Reasons for the market's downgrading of forestry (particularly the ownership of actual trees) has been well- canvassed in company reports.

Tenon chairman Sir Dryden Spring was blunt when he addressed the Fletcher special meeting, called to consider the sale of forest assets.

"Since the company was established as a standalone entity in 2001, the forestry assets have not earned the cost of capital."

"Over the past decade, with the exception of a brief period in the early 1990s, the forests have never earned the economic opportunity cost of the capital invested in them."

Sir Dryden said the share market had recognised that by discounting the shares significantly below asset backing.

(He was speaking on February 20, when the discount was 11%).

Sir Dryden's comments were equally applicable to other tree-owning companies, as was a general comment.

"The company has large amounts of capital invested in assets, producing commodities, for world markets which are highly cyclical."

That results in forestry companies being, in business cliché terms, price takers, rather than price makers.

That concept arose, at the Tenon meeting when chief executive John Dell said sale of the forests would "significantly advance the company's objective of transitioning from a pricetaking commodity producer to a consumer-focused manufacturer of sophisticated high-margin wood products."

The exchange rate, international prices and shipping costs have been three more recent pressures on forestry companies, particularly those exporting unprocessed or semi-processed material.

Exchange rate movements and their effect on all exporters, particularly those trading in products priced in US dollars, are well known.

Changes to shipping costs are less well known.

Shipping costs for logs to Asia have trebled in the past year, from $US17 a tonne to $US50.
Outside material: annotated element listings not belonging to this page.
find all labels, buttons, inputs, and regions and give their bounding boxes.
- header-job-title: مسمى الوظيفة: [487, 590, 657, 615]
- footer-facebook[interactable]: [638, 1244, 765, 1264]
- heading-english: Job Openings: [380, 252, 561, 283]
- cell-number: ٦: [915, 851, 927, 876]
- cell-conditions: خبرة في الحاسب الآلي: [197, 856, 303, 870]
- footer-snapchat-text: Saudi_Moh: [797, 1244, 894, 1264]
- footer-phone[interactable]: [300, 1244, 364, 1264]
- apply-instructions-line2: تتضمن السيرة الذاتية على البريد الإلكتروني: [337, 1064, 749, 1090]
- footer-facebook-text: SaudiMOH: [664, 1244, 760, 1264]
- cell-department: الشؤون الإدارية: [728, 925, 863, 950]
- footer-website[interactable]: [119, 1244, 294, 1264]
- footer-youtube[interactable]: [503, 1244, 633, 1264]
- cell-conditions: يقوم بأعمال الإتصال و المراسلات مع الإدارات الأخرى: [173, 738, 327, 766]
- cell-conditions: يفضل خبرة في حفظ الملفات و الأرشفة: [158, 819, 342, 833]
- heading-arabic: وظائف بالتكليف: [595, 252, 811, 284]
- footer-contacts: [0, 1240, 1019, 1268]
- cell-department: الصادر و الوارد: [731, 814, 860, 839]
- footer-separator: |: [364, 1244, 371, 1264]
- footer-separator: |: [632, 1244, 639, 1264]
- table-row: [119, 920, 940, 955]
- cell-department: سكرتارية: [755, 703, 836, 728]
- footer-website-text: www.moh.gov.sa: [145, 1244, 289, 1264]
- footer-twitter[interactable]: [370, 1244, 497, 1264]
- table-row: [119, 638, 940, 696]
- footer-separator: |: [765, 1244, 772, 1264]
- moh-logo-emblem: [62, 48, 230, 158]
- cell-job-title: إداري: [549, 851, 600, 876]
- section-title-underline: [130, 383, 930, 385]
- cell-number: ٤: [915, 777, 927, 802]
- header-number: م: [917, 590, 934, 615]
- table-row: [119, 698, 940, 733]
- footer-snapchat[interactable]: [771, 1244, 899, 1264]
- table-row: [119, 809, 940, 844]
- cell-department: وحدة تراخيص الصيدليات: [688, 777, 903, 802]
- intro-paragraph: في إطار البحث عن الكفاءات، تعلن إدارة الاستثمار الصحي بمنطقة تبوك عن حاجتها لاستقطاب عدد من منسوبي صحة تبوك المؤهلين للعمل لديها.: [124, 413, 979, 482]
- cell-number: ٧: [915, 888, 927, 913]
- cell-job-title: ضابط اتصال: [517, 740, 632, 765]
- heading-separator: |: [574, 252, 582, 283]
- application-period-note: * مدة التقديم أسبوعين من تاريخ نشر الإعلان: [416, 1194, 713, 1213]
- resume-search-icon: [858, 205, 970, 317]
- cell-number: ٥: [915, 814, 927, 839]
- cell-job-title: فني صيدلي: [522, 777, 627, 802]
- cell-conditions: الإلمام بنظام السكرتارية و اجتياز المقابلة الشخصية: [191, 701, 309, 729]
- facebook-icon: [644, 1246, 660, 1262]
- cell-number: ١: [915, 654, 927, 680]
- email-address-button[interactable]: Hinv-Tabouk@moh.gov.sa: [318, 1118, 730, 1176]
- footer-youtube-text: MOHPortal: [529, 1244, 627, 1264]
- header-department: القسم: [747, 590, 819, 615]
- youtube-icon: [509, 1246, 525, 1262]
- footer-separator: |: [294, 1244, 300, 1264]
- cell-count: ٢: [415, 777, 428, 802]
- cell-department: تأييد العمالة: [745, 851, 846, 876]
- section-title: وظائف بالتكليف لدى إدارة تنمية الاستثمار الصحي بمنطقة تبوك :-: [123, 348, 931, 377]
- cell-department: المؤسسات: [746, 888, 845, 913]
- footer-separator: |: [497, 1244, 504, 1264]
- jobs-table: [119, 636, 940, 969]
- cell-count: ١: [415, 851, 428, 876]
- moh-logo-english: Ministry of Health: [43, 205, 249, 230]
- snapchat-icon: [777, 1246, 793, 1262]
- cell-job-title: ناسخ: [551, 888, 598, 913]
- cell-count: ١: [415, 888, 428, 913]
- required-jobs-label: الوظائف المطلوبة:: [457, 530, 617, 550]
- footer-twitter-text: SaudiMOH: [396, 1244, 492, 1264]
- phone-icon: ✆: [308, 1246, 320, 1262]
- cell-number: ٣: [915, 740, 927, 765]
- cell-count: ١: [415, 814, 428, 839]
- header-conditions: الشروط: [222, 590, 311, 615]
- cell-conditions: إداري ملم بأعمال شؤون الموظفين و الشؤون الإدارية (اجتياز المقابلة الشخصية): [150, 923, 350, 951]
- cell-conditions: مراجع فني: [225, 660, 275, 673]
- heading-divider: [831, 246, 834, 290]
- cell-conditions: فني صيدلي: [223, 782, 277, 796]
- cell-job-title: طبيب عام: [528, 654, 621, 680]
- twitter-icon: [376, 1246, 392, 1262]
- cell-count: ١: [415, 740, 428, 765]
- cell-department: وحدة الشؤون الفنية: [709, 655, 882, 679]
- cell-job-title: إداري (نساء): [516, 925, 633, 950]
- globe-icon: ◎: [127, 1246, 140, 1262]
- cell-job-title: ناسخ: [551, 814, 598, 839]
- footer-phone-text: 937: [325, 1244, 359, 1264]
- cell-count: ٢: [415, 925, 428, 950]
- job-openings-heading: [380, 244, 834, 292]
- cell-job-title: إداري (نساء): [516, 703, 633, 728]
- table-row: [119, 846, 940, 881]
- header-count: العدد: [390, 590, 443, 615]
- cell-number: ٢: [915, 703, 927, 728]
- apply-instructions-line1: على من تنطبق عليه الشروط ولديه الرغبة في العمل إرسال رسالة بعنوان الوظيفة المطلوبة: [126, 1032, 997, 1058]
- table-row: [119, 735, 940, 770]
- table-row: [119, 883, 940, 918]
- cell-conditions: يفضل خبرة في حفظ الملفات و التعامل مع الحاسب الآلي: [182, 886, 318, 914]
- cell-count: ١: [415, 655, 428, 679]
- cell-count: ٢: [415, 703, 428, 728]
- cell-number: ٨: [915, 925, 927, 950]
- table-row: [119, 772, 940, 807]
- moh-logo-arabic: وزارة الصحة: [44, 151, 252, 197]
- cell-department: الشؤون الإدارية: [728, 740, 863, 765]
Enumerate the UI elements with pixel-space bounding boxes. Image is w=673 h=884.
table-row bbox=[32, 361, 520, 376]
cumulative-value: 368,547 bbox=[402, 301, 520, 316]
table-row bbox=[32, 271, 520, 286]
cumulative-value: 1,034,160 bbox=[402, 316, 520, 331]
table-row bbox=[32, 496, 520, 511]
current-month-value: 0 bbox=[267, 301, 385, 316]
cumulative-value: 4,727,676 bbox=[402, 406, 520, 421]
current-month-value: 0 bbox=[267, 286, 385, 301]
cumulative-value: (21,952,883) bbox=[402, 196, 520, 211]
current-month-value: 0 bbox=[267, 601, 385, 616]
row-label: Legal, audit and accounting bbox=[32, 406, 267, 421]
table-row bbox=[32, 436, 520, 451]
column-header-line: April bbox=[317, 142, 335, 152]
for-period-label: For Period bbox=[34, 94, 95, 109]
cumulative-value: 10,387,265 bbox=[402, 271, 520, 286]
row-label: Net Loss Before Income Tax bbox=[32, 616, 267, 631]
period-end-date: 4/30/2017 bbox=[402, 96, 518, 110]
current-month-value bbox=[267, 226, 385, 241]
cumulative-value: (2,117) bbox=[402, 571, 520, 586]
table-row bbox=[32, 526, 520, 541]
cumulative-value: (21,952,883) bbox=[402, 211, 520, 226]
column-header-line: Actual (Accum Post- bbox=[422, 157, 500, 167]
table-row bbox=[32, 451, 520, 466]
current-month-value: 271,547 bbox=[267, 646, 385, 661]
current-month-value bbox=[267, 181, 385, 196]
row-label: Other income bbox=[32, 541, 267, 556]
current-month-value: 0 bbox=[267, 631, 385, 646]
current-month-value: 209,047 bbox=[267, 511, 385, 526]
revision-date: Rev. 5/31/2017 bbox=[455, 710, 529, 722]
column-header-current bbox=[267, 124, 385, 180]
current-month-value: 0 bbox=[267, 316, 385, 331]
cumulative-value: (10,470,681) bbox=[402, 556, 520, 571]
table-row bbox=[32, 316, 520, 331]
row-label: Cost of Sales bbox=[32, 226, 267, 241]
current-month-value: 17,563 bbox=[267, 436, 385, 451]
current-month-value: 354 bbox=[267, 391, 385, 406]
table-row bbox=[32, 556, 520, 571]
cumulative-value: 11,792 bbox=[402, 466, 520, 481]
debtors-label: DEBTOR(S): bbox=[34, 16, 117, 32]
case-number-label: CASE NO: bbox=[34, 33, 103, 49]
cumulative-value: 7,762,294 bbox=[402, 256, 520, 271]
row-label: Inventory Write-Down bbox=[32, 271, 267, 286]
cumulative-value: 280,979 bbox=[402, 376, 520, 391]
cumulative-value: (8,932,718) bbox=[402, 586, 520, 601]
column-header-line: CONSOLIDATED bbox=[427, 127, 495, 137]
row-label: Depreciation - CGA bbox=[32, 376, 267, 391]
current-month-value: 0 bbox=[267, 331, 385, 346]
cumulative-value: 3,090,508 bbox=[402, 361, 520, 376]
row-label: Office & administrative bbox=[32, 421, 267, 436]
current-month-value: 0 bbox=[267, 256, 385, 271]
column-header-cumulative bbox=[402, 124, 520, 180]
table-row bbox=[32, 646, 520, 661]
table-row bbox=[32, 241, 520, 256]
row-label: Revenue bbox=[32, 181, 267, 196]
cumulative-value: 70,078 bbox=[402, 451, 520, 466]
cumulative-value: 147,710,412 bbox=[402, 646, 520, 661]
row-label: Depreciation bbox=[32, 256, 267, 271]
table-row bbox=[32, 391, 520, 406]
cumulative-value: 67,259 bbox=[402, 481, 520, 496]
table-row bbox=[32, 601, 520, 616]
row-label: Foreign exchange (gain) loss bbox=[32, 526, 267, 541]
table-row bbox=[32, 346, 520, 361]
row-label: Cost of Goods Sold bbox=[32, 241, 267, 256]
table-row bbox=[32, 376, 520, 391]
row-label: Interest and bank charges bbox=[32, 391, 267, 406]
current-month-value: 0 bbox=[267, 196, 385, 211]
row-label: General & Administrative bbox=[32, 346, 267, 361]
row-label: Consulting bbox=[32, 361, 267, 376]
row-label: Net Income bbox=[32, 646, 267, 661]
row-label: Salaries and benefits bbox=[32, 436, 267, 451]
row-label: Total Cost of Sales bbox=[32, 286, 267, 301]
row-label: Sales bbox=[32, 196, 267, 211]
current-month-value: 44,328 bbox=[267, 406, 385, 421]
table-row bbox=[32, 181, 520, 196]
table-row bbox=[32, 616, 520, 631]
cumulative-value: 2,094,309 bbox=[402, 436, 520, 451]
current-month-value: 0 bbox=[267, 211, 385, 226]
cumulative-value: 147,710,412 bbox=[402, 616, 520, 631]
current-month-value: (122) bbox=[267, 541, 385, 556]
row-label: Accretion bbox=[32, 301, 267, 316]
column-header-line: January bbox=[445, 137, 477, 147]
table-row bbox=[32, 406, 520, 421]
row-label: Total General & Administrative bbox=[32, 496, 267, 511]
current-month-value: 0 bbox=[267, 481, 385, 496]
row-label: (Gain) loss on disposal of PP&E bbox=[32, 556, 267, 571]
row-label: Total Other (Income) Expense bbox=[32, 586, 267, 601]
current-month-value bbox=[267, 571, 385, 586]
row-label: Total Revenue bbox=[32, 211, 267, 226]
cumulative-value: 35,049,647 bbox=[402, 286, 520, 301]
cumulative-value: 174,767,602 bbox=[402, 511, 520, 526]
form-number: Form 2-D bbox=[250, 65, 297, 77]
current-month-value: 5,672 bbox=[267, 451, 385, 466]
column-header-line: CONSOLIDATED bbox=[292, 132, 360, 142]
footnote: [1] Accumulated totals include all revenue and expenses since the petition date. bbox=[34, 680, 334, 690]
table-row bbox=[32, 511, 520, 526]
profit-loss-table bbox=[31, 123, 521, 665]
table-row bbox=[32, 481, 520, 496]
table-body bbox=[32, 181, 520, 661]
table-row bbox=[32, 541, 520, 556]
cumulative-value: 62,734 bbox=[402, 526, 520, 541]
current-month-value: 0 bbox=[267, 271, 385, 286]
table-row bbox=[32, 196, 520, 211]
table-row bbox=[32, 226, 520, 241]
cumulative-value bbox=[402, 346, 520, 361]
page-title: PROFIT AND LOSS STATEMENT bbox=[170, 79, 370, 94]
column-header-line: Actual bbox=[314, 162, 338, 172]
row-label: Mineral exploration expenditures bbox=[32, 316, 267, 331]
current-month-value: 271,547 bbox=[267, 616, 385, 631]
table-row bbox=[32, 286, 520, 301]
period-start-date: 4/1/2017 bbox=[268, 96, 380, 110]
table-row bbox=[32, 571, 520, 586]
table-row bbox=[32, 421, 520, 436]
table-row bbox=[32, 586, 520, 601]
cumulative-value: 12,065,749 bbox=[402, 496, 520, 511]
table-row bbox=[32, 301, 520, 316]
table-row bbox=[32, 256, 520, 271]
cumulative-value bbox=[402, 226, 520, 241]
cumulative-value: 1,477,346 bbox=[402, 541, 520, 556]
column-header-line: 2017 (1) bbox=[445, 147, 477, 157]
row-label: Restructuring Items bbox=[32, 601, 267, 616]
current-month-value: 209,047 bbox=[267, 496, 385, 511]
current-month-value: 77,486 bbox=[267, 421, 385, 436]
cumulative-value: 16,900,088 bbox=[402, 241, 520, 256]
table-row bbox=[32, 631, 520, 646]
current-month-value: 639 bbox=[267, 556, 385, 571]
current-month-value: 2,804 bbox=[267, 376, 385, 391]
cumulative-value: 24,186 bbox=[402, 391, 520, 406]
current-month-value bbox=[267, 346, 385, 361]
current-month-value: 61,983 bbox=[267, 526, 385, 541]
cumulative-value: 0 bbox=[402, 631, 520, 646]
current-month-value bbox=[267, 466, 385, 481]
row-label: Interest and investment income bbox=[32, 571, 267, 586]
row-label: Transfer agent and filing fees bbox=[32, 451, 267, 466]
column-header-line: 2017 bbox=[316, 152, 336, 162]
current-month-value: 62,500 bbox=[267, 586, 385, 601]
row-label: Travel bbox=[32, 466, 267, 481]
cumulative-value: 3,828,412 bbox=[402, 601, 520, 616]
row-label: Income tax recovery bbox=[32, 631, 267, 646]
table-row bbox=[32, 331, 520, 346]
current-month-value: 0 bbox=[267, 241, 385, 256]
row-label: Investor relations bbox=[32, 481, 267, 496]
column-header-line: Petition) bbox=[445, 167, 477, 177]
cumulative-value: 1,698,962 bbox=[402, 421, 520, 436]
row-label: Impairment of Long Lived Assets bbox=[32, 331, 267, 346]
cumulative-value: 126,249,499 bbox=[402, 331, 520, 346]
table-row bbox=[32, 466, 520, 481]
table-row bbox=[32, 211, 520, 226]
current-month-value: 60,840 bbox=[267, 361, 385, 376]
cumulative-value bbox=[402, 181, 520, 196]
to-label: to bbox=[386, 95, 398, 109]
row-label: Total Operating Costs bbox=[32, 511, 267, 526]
Forest industry sources cited massive demand from China for wood product as the reason for the increase.

The movement in base shipping costs far outweighed the benefit New Zealand shippers received from the exchange rate.

Organisations with a debt structure are at a disadvantage when assets earn less than the cost of capital. Most companies have such structures.

It was suggested to The National Business Review that that factor, combined with both the longstanding and current pressures on forestry, had resulted in a change of ownership structures.

Substantial overseas pension funds had entered forest ownership. They had a relatively low cost of capital, could be satisfied with lower returns than companies and were basically equity funded.

Tenon has said it will concentrate on processing, which is the usual way commodity traders try to move from price taking to pricemaking.

Companies without processing facilities, beyond mere shaping and so on, would face substantial capital expenditure for high-level processing.

The meat industry had big problems moving from the export of full animal carcases to processed product often of high sophistication.

Meat companies already had suitable space in their works for processing carcases into specialised cuts.

The additional equipment was usually less sophisticated than in, say, a particleboard plant.

Moves to additional processing of wood product are under way but they will take a long time for companies whose sole interests are forest ownership.

The trick is to get the right product.

People in the industry point out that China is a massive importer of unprocessed wood and the world's biggest manufacturer (and exporter) of ready-to-assemble (RTA) furniture.

The RTA product has the advantage, when being shipped, of having less unoccupied space than fully builtup items.

Forestry companies have been in a long downwave phase of their cycle.

They and their share prices could stay there for some time before they enjoy the upward wave, with consequent rises in wood prices, forest valuations, profits and share prices.